Le projet de chacun est dirigé par des a priori et reposent sur des contraintes très différentes qu’ils se fixent eux-mêmes.

Certains se sont réappropriés dans ces objets du quotidien en porcelaine la culture de leur pays. Le Milanais Marco Brambilla revisite La Cène qui le fascine par la culture pop.
Le Grec Fassianos évoque les dieux de la mythologie païenne.

Sophie Calle veut créer du rituel, compliquer la vie des gens et aller voir dans l’assiette de l’autre l’histoire racontée. Jeff Koons part du principe que la porcelaine des empereurs s’est démocratisée. Quant à David Lynch, il lui fait raconter des histoires à sa manière un peu abstraite pour inspirer une euphorie de bien-être. Marlène Mocquet imagine que des personnes vont manger dans ses peintures, Nabil Nahias trouve le support circulaire idéal pour étaler ses étoiles.

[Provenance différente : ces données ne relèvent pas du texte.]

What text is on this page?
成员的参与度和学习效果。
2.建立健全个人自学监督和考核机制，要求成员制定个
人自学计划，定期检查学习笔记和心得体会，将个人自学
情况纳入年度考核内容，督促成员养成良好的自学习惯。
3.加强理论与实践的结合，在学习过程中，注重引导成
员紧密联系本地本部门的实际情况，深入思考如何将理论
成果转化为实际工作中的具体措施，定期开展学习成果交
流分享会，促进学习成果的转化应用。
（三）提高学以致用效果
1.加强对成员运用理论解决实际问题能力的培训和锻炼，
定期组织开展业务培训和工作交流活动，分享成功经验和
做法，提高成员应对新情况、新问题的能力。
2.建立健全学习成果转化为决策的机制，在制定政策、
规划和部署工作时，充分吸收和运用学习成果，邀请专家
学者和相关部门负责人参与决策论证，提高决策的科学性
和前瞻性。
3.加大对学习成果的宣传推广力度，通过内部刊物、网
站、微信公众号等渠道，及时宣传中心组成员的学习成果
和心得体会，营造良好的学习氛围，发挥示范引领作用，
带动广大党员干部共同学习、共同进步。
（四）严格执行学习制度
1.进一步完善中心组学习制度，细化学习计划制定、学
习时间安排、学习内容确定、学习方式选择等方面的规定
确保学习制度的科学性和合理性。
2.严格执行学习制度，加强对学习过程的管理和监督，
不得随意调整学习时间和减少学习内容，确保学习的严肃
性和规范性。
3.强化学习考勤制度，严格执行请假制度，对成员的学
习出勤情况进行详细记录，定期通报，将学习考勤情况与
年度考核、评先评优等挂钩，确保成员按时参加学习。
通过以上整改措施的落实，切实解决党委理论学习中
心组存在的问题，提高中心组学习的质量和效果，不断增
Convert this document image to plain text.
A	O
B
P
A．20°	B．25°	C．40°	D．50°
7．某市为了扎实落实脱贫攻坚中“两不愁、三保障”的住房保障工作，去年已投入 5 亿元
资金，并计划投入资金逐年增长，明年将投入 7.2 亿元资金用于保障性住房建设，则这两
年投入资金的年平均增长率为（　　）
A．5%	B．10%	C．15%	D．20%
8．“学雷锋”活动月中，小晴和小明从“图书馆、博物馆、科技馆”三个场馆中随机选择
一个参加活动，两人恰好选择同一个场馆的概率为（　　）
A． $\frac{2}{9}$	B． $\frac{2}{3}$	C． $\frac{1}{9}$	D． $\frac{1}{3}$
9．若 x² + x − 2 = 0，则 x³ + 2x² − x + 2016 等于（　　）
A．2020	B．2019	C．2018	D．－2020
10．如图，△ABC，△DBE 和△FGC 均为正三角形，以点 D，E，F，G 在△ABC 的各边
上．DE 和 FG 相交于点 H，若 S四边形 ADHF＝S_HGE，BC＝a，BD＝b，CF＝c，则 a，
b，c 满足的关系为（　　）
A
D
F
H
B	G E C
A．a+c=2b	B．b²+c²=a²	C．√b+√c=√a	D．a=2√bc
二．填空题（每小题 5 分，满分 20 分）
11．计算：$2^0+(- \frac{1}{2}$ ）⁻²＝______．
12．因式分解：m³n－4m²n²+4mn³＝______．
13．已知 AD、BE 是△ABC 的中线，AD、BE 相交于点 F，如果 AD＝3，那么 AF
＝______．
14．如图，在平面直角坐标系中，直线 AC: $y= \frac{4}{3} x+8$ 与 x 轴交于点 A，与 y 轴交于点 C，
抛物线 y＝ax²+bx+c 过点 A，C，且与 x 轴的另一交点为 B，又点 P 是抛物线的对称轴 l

Prune Nourry veut y mettre en valeur l’outil le plus essentiel pour l’homme : ses mains. Sarkis est fasciné par la technique japonaise du Kintsugi qui consiste à rendre visibles les réparations sur céramique... La céramique est ainsi devenue un jeu, un grand jeu à la recherche de l’absolu, celui qui mène à l’expression originale et fondamentalement personnalisée.